[miningmx.com] – THE bad blood between Zululand Anthracite Colliery (ZAC) and its black economic empowerment partner, Maweni Mining Consortium (MMC), over a community trust fund and employment trust has worsened.
Earlier this week, ZAC met with members of the parliamentary portfolio committee on mineral resources to discuss the anthracite mine’s level of compliance with the Mining Charter among other things.
Last year, ZAC was found guilty of contravening regulations stipulated by the Mineral and Petroleum Resources Development Act (MPRDA) and for non-compliance with health, safety and environmental regulations, and was temporarily closed in June.

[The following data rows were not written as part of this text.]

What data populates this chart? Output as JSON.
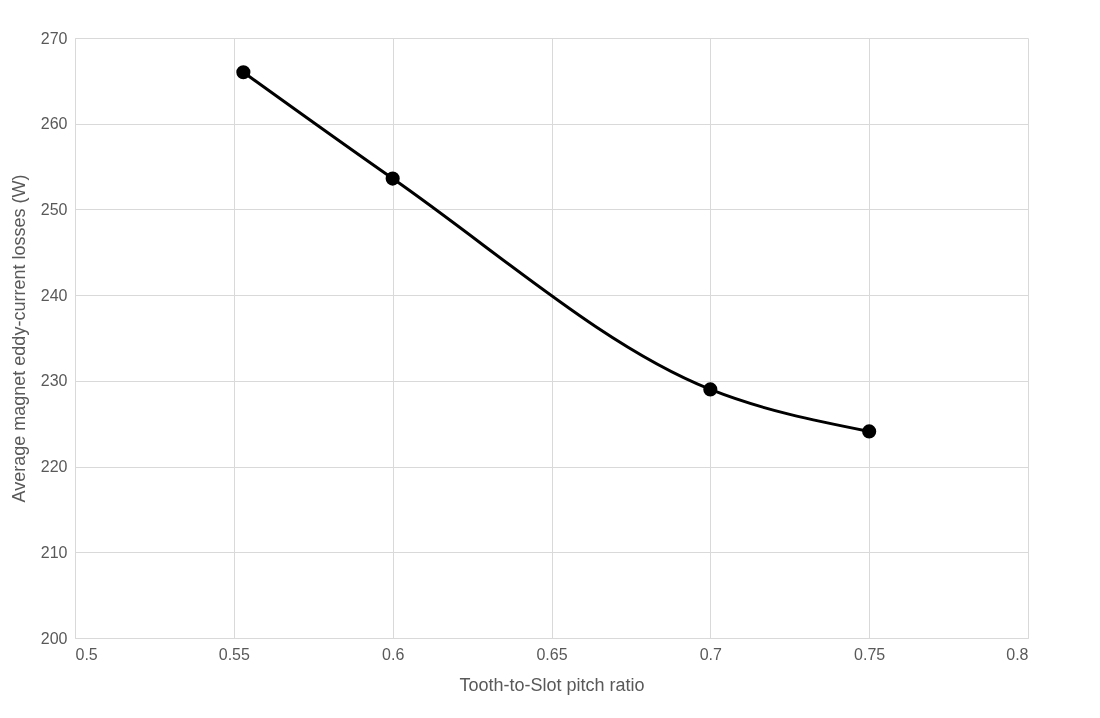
{
  "chart_data": {
    "type": "line",
    "xlabel": "Tooth-to-Slot pitch ratio",
    "ylabel": "Average magnet eddy-current losses (W)",
    "x": [
      0.553,
      0.6,
      0.7,
      0.75
    ],
    "series": [
      {
        "color": "#000000",
        "values": [
          266,
          253.6,
          229,
          224.1
        ]
      }
    ],
    "xlim": [
      0.5,
      0.8
    ],
    "xticks": [
      0.5,
      0.55,
      0.6,
      0.65,
      0.7,
      0.75,
      0.8
    ],
    "ylim": [
      200,
      270
    ],
    "yticks": [
      200,
      210,
      220,
      230,
      240,
      250,
      260,
      270
    ],
    "grid": true,
    "marker": "circle",
    "line_style": "solid"
  }
}
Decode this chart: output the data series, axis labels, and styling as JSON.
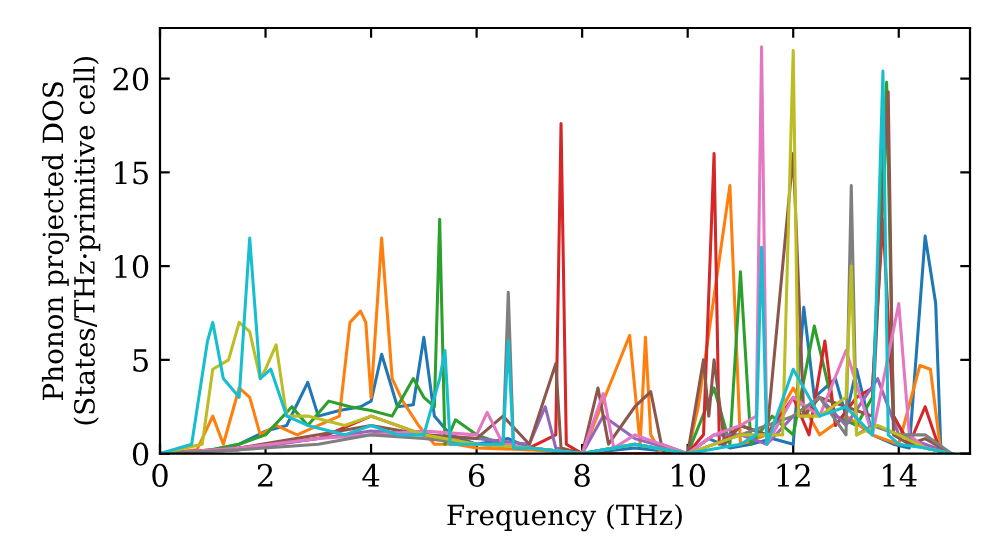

The mine has also faced allegations that workers had been deprived of their dividends.
However, today’s meeting was almost derailed when MMC – the mining company’s BEE partners – told MPs they had not been invited by their “senior partner’ (ZAC) to attend the meeting. MMC, which owns 26% of ZAC, was represented by CEO Fred Arendse and chairperson, Glehn Michabalela.

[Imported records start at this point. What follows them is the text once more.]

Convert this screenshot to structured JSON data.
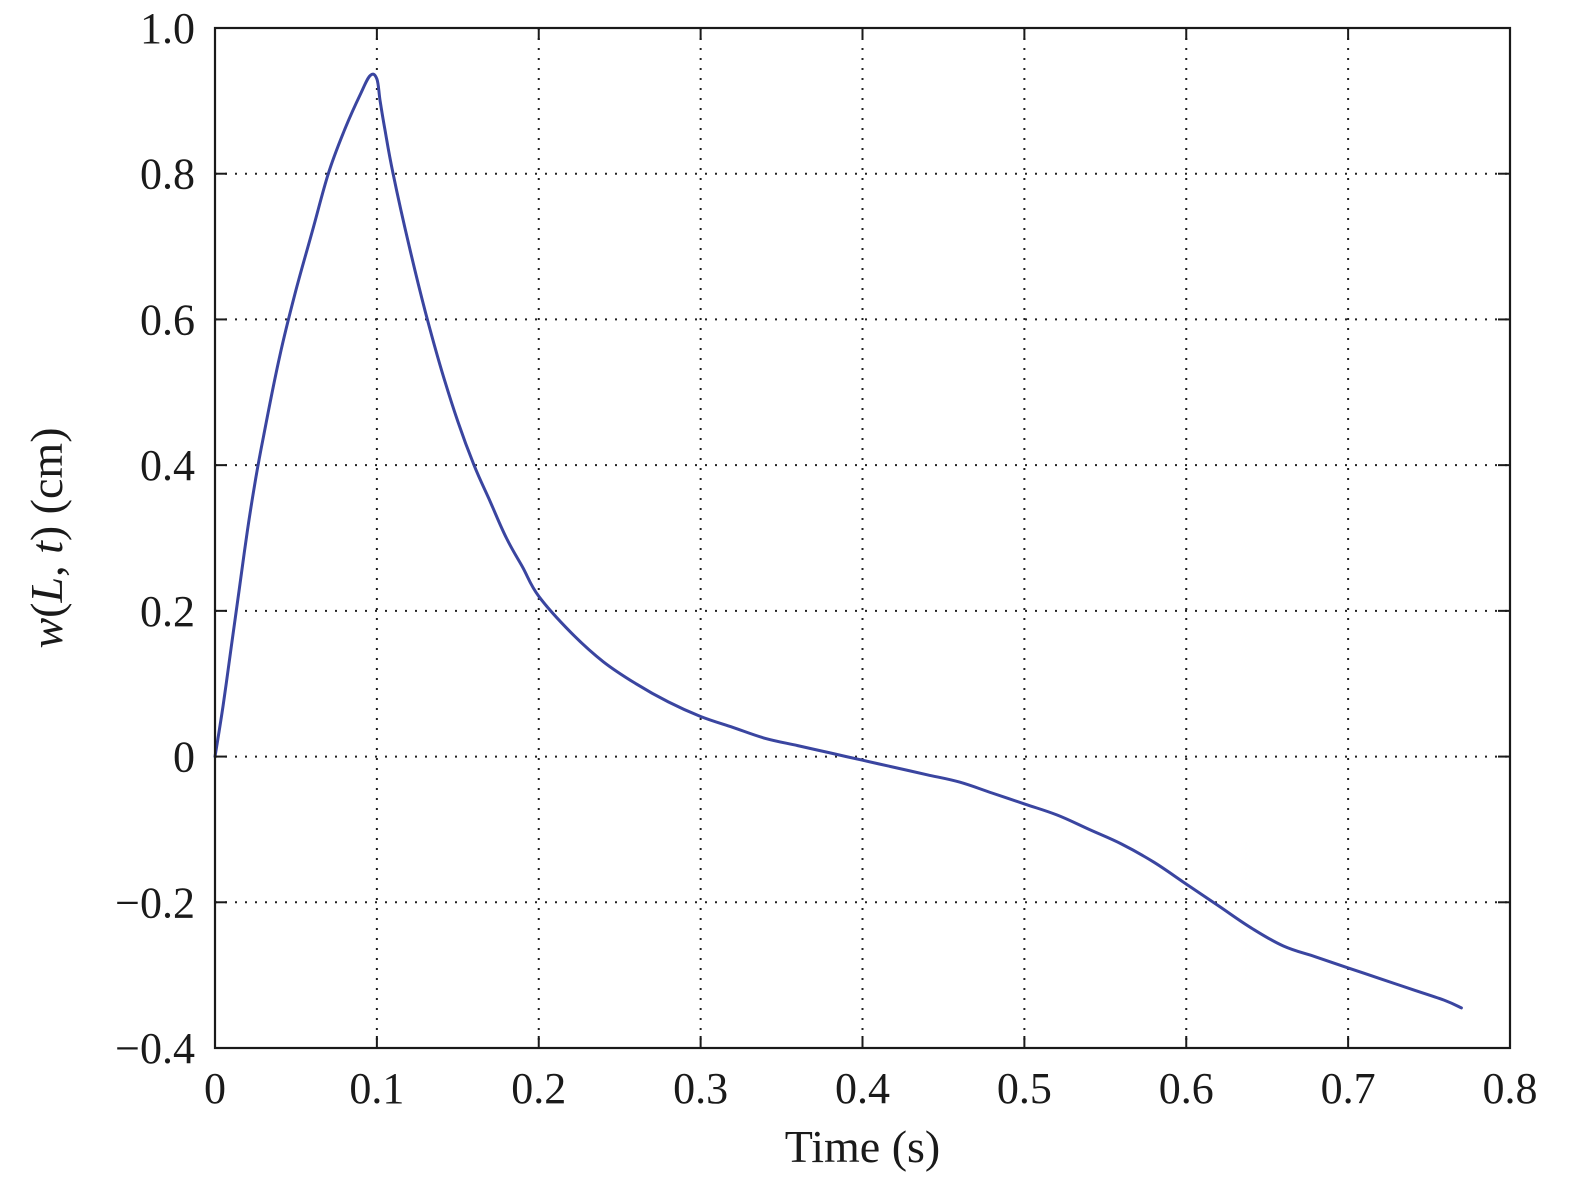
{
  "chart_data": {
    "type": "line",
    "title": "",
    "xlabel": "Time (s)",
    "ylabel": "w(L, t) (cm)",
    "ylabel_parts": [
      {
        "text": "w",
        "italic": true
      },
      {
        "text": "(",
        "italic": false
      },
      {
        "text": "L",
        "italic": true
      },
      {
        "text": ", ",
        "italic": false
      },
      {
        "text": "t",
        "italic": true
      },
      {
        "text": ") (cm)",
        "italic": false
      }
    ],
    "xlim": [
      0,
      0.8
    ],
    "ylim": [
      -0.4,
      1.0
    ],
    "xticks": [
      0,
      0.1,
      0.2,
      0.3,
      0.4,
      0.5,
      0.6,
      0.7,
      0.8
    ],
    "xtick_labels": [
      "0",
      "0.1",
      "0.2",
      "0.3",
      "0.4",
      "0.5",
      "0.6",
      "0.7",
      "0.8"
    ],
    "yticks": [
      -0.4,
      -0.2,
      0,
      0.2,
      0.4,
      0.6,
      0.8,
      1.0
    ],
    "ytick_labels": [
      "−0.4",
      "−0.2",
      "0",
      "0.2",
      "0.4",
      "0.6",
      "0.8",
      "1.0"
    ],
    "grid": true,
    "legend": "none",
    "series": [
      {
        "color": "#3a45a0",
        "x": [
          0,
          0.005,
          0.01,
          0.015,
          0.02,
          0.025,
          0.03,
          0.04,
          0.05,
          0.06,
          0.07,
          0.08,
          0.09,
          0.096,
          0.1,
          0.102,
          0.105,
          0.11,
          0.12,
          0.13,
          0.14,
          0.15,
          0.16,
          0.17,
          0.18,
          0.19,
          0.2,
          0.22,
          0.24,
          0.26,
          0.28,
          0.3,
          0.32,
          0.34,
          0.36,
          0.38,
          0.4,
          0.42,
          0.44,
          0.46,
          0.48,
          0.5,
          0.52,
          0.54,
          0.56,
          0.58,
          0.6,
          0.62,
          0.64,
          0.66,
          0.68,
          0.7,
          0.72,
          0.74,
          0.76,
          0.77
        ],
        "y": [
          0,
          0.07,
          0.15,
          0.23,
          0.31,
          0.38,
          0.44,
          0.55,
          0.64,
          0.72,
          0.8,
          0.86,
          0.91,
          0.935,
          0.93,
          0.9,
          0.86,
          0.8,
          0.7,
          0.61,
          0.53,
          0.46,
          0.4,
          0.35,
          0.3,
          0.26,
          0.22,
          0.17,
          0.13,
          0.1,
          0.075,
          0.055,
          0.04,
          0.025,
          0.015,
          0.005,
          -0.005,
          -0.015,
          -0.025,
          -0.035,
          -0.05,
          -0.065,
          -0.08,
          -0.1,
          -0.12,
          -0.145,
          -0.175,
          -0.205,
          -0.235,
          -0.26,
          -0.275,
          -0.29,
          -0.305,
          -0.32,
          -0.335,
          -0.345
        ]
      }
    ]
  }
}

ZAC board chairperson, Eric Finlayson, responded that he would attempt to clear up any misconceptions during his presentation. According to him, the planned change in mine ownership created anxiety among the workforce and members of the community.
Forbes & Manhattan Coal was supposed to buy Rio Tinto’s majority stake (74%) in ZAC in September last year, but the deal went sour. “This has now been the case in the last 18 months as Rio Tinto attempted to divest its interests in Riversdale Holdings (which owns 74% of ZAC),’ Finlayson said.
“Productivity at the mine is impacted. There is potential for greater industrial unrest and the potential of safety performance at the mine.’
He also pointed out that MMC’s original share in ZAC was valued at R24m, but has since increased six-fold to R155m as ZAC was able to extend the lifespan of operations at the mine to 2027.
The mistrust between ZAC and MMC, according to him, was due to poor communication between MMC’s management and its shareholders. Finlayson said MMC failed to tell its shareholders (workers and the surrounding community) the retention of dividends was for the repayment of a R2,9m loan and to fund capital projects at the mine. “In the absence of this information to MMC speculation ran rife about the misappropriation of dividends,’ he said.
In turn, Michabalela, said MMC was threatened with disciplinary action should they attend today’s parliamentary meeting. “But we took the resolution to come nevertheless.’
According to him, MMC has never seen any benefit of being a BEE partner, neither has the community reaped any benefits. “We’re nothing but a front,’ he said. “We don’t participate in any decision-making processes and we don’t get dividends.’
But Finlayson hit back, saying Michabalela’s version only represents one or two stakeholders (in MMC). “What you’ll be hearing are not the views of 50% of the shareholders.’
Fred Gona (ANC), committee chairperson asked a delegate of the Department of Mineral Resources to weigh in on the matter.
Rebone Mkambule, chief director of Eastern Regions, who attended the meeting, said the department was aware that there were problems with BEE participation in ZAC. “But we had to allow ZAC to operate as they are a significant employee in the area.’
ZAC’s chief operating officer Bruce Beath told delegates the mining company, which operates near Richards Bay in northern KwaZulu-Natal, employs 1,242 people in a region which suffers high levels of unemployment.